İBB Başkanı Ekrem İmamoğlu, "Protokol gereği Sayın Cumhurbaşkanı
Recep Tayyip Erdoğan'ı İstanbul'a gelişinde karşılayacak mısınız/"
sorusuna, “Benim sorumlluğum neyi gerektiriyorsa onu yaparım, yani
devlet protokolü, sorumlluğu neyi gerektiriyorsa onu yaparım.
Bundan yana kimsenin şüphesi olmasın. Biz normalleşme ve
kucaklaşmanın yanındayız. El sıkmaya fırsatımız varsa elini
sıkarız. El sıkmadan daha fazla fırsat varsa kucaklaşırız,
daha fazla fırsat varsa konuşuruz uzlaşırız. Yani fırsatları
yaratma konusunda kabiliyetime güveniyorum" dedi.
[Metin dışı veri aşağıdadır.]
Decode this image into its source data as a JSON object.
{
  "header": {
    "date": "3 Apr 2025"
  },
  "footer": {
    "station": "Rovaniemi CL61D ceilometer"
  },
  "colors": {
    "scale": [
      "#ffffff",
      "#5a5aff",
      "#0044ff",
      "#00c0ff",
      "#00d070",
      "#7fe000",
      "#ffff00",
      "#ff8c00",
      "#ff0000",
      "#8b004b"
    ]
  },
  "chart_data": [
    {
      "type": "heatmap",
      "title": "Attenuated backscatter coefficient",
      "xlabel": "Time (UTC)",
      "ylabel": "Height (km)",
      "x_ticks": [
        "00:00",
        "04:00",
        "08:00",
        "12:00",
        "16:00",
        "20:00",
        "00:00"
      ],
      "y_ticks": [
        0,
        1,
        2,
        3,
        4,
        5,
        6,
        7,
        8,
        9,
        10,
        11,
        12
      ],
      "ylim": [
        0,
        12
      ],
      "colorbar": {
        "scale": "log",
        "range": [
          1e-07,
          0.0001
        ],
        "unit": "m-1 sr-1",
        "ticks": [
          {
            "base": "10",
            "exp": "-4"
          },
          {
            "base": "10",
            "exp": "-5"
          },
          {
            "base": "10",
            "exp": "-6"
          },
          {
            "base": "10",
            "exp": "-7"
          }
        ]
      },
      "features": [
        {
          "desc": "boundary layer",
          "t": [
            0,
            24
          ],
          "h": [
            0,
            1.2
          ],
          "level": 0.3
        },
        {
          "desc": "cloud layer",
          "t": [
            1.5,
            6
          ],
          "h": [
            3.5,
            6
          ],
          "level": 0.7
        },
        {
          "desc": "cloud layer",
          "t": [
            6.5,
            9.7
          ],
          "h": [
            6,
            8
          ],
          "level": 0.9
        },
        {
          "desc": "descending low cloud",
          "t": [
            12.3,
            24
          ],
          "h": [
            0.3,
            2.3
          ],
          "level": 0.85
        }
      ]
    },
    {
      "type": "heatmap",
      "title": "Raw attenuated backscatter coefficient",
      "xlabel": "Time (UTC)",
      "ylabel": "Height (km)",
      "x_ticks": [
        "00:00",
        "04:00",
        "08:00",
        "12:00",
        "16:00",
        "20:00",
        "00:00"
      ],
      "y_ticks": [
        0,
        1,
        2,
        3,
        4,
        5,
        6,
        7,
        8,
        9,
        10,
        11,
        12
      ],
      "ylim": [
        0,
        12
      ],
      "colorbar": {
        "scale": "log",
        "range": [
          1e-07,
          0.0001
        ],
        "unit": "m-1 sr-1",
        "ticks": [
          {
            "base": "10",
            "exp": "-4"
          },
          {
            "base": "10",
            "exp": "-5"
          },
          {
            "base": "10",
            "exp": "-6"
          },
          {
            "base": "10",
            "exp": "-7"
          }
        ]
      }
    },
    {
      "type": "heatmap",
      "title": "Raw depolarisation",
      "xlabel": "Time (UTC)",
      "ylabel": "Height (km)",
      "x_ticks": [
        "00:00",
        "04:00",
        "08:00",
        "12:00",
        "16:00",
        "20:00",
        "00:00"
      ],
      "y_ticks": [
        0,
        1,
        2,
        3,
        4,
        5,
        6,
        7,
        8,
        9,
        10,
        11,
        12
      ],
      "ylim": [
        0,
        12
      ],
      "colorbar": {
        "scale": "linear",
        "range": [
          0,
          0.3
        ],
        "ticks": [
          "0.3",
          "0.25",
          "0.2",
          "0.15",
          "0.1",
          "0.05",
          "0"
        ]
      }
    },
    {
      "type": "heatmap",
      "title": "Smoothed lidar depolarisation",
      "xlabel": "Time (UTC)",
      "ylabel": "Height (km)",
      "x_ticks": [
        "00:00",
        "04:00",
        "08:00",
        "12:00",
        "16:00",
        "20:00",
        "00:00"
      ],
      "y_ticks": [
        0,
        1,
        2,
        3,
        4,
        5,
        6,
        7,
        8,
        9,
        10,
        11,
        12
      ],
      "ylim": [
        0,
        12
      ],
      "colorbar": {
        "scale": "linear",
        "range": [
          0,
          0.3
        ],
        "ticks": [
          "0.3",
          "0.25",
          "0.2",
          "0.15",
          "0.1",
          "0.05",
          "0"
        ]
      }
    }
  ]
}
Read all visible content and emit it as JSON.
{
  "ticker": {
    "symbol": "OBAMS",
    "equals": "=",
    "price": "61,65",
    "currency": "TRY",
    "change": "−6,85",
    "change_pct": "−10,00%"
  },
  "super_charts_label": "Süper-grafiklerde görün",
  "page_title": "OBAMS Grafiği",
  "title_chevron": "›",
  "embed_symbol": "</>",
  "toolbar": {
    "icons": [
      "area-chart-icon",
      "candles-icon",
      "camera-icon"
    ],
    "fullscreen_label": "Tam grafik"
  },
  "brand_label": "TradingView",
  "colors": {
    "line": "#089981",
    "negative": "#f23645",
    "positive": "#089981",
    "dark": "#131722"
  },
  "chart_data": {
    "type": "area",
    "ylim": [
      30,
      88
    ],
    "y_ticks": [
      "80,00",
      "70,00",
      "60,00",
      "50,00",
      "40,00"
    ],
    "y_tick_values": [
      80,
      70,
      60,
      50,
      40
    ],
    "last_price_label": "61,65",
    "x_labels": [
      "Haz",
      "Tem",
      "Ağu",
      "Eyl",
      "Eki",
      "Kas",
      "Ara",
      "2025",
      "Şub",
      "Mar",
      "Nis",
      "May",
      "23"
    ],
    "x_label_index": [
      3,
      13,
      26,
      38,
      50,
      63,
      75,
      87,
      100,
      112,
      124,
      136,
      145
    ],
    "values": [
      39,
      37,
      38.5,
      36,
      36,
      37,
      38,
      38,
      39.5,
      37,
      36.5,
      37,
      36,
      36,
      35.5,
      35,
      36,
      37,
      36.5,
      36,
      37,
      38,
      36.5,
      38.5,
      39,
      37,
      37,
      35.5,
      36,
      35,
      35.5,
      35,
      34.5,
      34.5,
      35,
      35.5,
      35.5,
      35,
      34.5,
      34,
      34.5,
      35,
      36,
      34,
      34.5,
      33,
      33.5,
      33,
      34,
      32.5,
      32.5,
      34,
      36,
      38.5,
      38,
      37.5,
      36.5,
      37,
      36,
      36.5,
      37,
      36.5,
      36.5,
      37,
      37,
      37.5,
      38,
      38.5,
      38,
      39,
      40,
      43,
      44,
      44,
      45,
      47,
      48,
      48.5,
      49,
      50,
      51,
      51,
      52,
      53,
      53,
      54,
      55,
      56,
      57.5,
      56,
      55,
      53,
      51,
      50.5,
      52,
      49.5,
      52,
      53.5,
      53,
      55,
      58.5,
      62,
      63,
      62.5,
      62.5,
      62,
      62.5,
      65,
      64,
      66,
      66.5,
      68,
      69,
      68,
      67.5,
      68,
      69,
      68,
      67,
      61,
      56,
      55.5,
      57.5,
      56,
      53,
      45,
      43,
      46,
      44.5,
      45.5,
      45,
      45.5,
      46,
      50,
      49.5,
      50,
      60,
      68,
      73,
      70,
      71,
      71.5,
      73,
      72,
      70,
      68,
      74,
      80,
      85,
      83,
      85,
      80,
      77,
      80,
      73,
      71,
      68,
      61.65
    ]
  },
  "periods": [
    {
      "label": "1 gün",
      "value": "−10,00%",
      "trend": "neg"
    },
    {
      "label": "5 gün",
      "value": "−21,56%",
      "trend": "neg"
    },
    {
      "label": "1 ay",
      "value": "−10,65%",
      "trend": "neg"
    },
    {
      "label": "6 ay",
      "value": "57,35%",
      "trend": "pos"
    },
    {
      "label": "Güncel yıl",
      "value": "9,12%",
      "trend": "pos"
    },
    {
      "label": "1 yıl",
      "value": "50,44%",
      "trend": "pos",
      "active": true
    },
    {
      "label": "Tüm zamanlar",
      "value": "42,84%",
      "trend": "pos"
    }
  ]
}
İmamoğlu, "Cumhurbaşkanı Erdoğan'ı İBB'ye davet edecek misiniz?"
sorusuna da “Kesinlikle davet edeceğim. Bu ülkenin her makamı her
kişisi buraya davet edilmelidir. Bir arada iş üretmeliyiz. Bizden
kimse partizan bir dil beklemesin. Bu ülkeyi ve bu şehri
barıştırmaya geliyoruz. Bunu da lafla yapamazsınız, uygulamayla
yaparsınız. Görüyorum ki toplum bu hoşgörüyü ve sevgiyi saygıyı
istiyor. İnsanların yüzü mutlu, gerginlikten usanmış, bu milletin
gündeminden çatışmayı yok ettiğinizde, bertaraf ettiğinizde inanın
milletçe önümüzde hiçbir şey kalmaz" diye cevap verdi.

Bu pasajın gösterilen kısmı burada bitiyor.